Mittermaier was a member of the Baden legislature for nearly 20 years previous to 1841, when his grief at the death of his son caused him to withdraw. During that time, he had been three times president of the legislature. When he resumed his seat in 1846, he was again president during the session of 1847 to 1848. In 1848, he was president of the Frankfurt Pre-Parliament (Vorparlament), serving afterwards as representative of the city of Baden in the Parliament, where he advocated confederation, but opposed all extreme measures.

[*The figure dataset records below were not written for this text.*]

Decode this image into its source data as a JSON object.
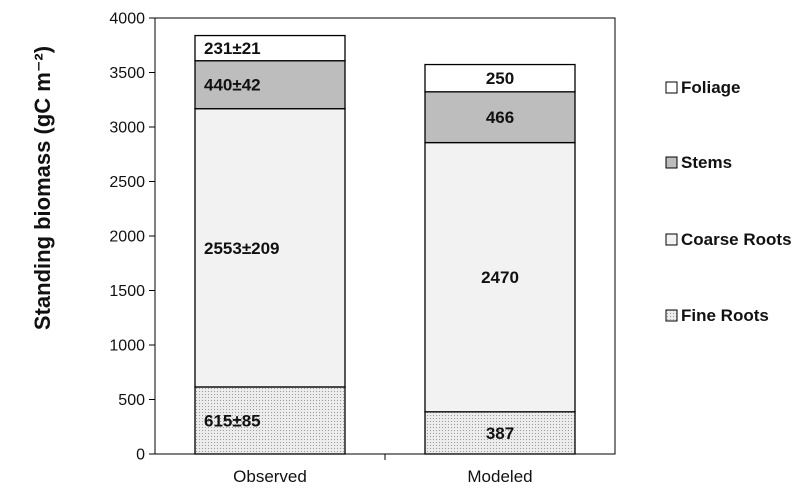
{
  "chart_data": {
    "type": "bar",
    "stacked": true,
    "categories": [
      "Observed",
      "Modeled"
    ],
    "ylabel": "Standing biomass (gC m⁻²)",
    "ylim": [
      0,
      4000
    ],
    "yticks": [
      0,
      500,
      1000,
      1500,
      2000,
      2500,
      3000,
      3500,
      4000
    ],
    "ytick_labels": [
      "0",
      "500",
      "1000",
      "1500",
      "2000",
      "2500",
      "3000",
      "3500",
      "4000"
    ],
    "grid": false,
    "legend": "right",
    "series": [
      {
        "name": "Fine Roots",
        "values": [
          615,
          387
        ],
        "labels": [
          "615±85",
          "387"
        ],
        "color": "#ececec",
        "pattern": "dots"
      },
      {
        "name": "Coarse Roots",
        "values": [
          2553,
          2470
        ],
        "labels": [
          "2553±209",
          "2470"
        ],
        "color": "#f2f2f2",
        "pattern": "none"
      },
      {
        "name": "Stems",
        "values": [
          440,
          466
        ],
        "labels": [
          "440±42",
          "466"
        ],
        "color": "#bdbdbd",
        "pattern": "none"
      },
      {
        "name": "Foliage",
        "values": [
          231,
          250
        ],
        "labels": [
          "231±21",
          "250"
        ],
        "color": "#ffffff",
        "pattern": "none"
      }
    ],
    "legend_order": [
      "Foliage",
      "Stems",
      "Coarse Roots",
      "Fine Roots"
    ]
  }
}
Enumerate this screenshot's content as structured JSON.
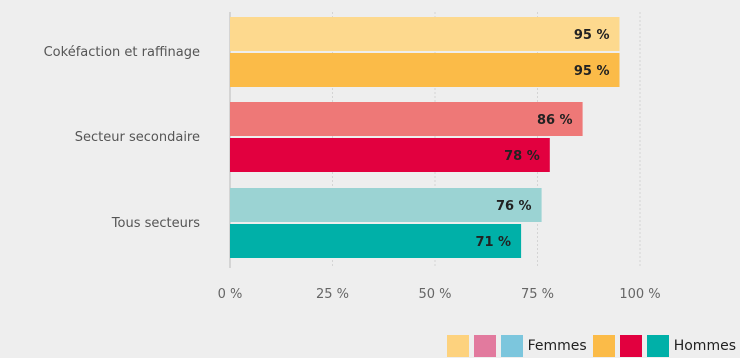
{
  "chart_data": {
    "type": "bar",
    "orientation": "horizontal",
    "categories": [
      "Cokéfaction et raffinage",
      "Secteur secondaire",
      "Tous secteurs"
    ],
    "series": [
      {
        "name": "Femmes",
        "values": [
          95,
          86,
          76
        ]
      },
      {
        "name": "Hommes",
        "values": [
          95,
          78,
          71
        ]
      }
    ],
    "value_labels": {
      "Femmes": [
        "95 %",
        "86 %",
        "76 %"
      ],
      "Hommes": [
        "95 %",
        "78 %",
        "71 %"
      ]
    },
    "colors": {
      "Femmes": [
        "#fdd98e",
        "#ee7877",
        "#9bd3d3"
      ],
      "Hommes": [
        "#fbbb48",
        "#e2003f",
        "#00b0a8"
      ]
    },
    "xlim": [
      0,
      100
    ],
    "xticks": [
      0,
      25,
      50,
      75,
      100
    ],
    "xtick_labels": [
      "0 %",
      "25 %",
      "50 %",
      "75 %",
      "100 %"
    ],
    "grid": true,
    "legend": {
      "position": "bottom-right",
      "groups": [
        {
          "label": "Femmes",
          "swatches": [
            "#fdd27e",
            "#e27a9e",
            "#7cc6dd"
          ]
        },
        {
          "label": "Hommes",
          "swatches": [
            "#fbbb48",
            "#e2003f",
            "#00b0a8"
          ]
        }
      ]
    }
  }
}
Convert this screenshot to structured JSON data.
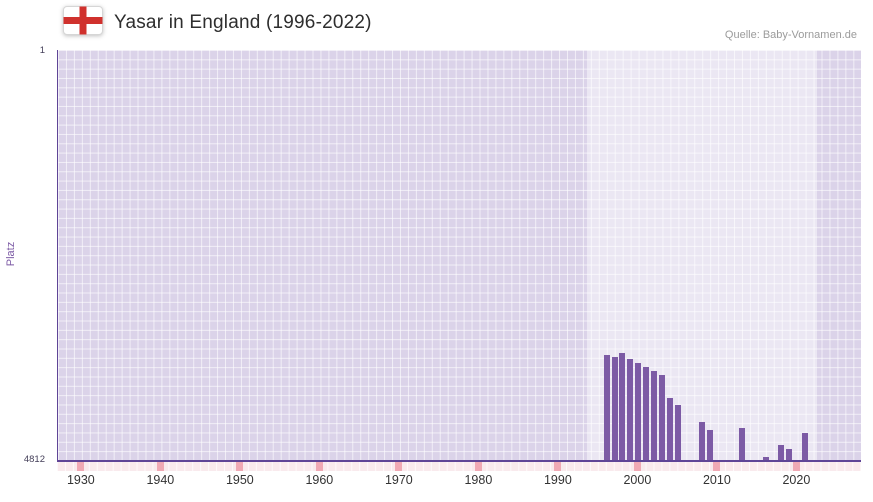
{
  "header": {
    "title": "Yasar in England (1996-2022)",
    "source": "Quelle: Baby-Vornamen.de",
    "flag_icon": "england-flag-icon"
  },
  "axes": {
    "y_label": "Platz",
    "y_top_tick": "1",
    "y_bottom_tick": "4812",
    "x_ticks": [
      1930,
      1940,
      1950,
      1960,
      1970,
      1980,
      1990,
      2000,
      2010,
      2020
    ]
  },
  "colors": {
    "bar": "#7c5aa5",
    "plot_background": "#dbd3e9",
    "grid": "#ffffff",
    "highlight_band": "rgba(255,255,255,0.45)",
    "axis_line": "#5f4597",
    "strip_background": "#f9eaed",
    "strip_tick": "#f0a9b4",
    "flag_cross_red": "#d0312d",
    "y_label_color": "#7c5aa5",
    "title_color": "#2e2e2e",
    "source_color": "#9b9b9b"
  },
  "chart_data": {
    "type": "bar",
    "title": "Yasar in England (1996-2022)",
    "xlabel": "",
    "ylabel": "Platz",
    "ylim": [
      1,
      4812
    ],
    "y_axis_inverted": true,
    "x_domain": [
      1927,
      2028
    ],
    "band_range": [
      1993.5,
      2022.5
    ],
    "x_ticks": [
      1930,
      1940,
      1950,
      1960,
      1970,
      1980,
      1990,
      2000,
      2010,
      2020
    ],
    "grid": true,
    "legend": false,
    "years": [
      1996,
      1997,
      1998,
      1999,
      2000,
      2001,
      2002,
      2003,
      2004,
      2005,
      2006,
      2007,
      2008,
      2009,
      2010,
      2011,
      2012,
      2013,
      2014,
      2015,
      2016,
      2017,
      2018,
      2019,
      2020,
      2021,
      2022
    ],
    "ranks": [
      3570,
      3600,
      3550,
      3620,
      3670,
      3710,
      3760,
      3810,
      4080,
      4160,
      null,
      null,
      4360,
      4450,
      null,
      null,
      null,
      4430,
      null,
      null,
      4770,
      null,
      4620,
      4670,
      null,
      4480,
      null
    ]
  }
}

Mittermaier was elected a member of the American Antiquarian Society in 1845, and a Foreign Honorary Member of the American Academy of Arts and Sciences in 1853.

==Work==
His greatest claim to distinction lies in his extensive writings on jurisprudence, among which is a complete manual of criminal law, Das deutsche Strafverfahren, and he was an earnest advocate of reform in the German criminal procedure and in prison discipline. The number of his published writings is very large, including many treatises on branches of law, discussions on all the important questions of his time connected with jurisprudence, and especially on trial by jury and the penal code. Mittermaier used statistical evidence to claim that capital punishment was an ineffective deterrent, and influenced other German opponents of the death penalty such as Friedrich Noellner.

Among his works are:
- Handbuch des peinlichen Prozesses (2 vols., Heidelberg, 1810–12) His first work on criminal law, later republished, enlarged and modified, under the title of Das deutsche Strafverfahren.
- Lehrbuch des deutschen Privatrechts (Landshut, 1821) Subsequently, merged into his Grundsätze des gemeinen deutschen Privatrechts
- Theorie des Beweises im peinlichen Prozesse (2 vols., Darmstadt, 1821) Expounds principles relating to the examination of witnesses in criminal law.
- Der gemeine deutsche bürgerliche Prozess (1820–26) Contains a comprehensive exposition of the principles upon which civil trials should be conducted.
- Das deutsche Strafverfahren in der Fortbildung durch Gerichtsgebrauch und Particulargesetzgebung (2 vols., 1832) This passed through many editions.
- Lehrbuch des Criminalprozesses A manual of criminal law that passed through numerous editions.
- Die Lehre vom Beweise im deutschen Strafprozesse (1834; French translation, 1848; Spanish, 1851) Also expounds principles relating to the examination of witnesses in criminal law.
- Grundsätze des gemeinen deutschen Privatrechts, mit Einschluss des Handel-, Wechsel- und Seerechts (2 vols., Ratisbon, 1837–38)
- Italienische Zustände (Heidelberg, 1844) Embodies the result of his observations during frequent visits to Italy.
- Die Mündlichkeit, das Anklageprincip, die Oeffentlichkeit und das Geschworenengericht (Stuttgart, 1845) This brings the investigation and the enactments relating to trial by jury down to the period of its publication.
- Das deutsche Strafverfahren in der Fortbildung durch Gerichtsgebrauch und Landesgesetzbücher (Heidelberg, 1845–46) A complete manual of criminal law, considered his greatest work by some.
- Das englische, schottische und nordamerikanische Strafverfahren (Erlangen, 1851) Examines the administration of justice in England, Scotland, and the United States.
- Anleitung zur Vertheidigungskunst im Criminalprozesse (translated into Italian by Garba, 1858) Also expounds principles relating to the examination of witnesses in criminal law.
- Die Gefängnissverbesserung (Improving prisons, 1858)
- Der gegenwärtige Zustand der Gefängnissfrage (The current standing of the prison question, 1860)
- Die Todesstrafe &c. (The death penalty; Heidelberg, 1862)
- Erfahrungen über die Wirksamkeit der Schwurgerichte in Europa und Amerika (Experience with the utility of juries in Europe and America, 1865)

His principal works have been translated into many languages. He himself translated Francis Lieber's Letter on Anglican and Gallican Liberty into German, and edited the German translation of Lieber's Civil Liberty.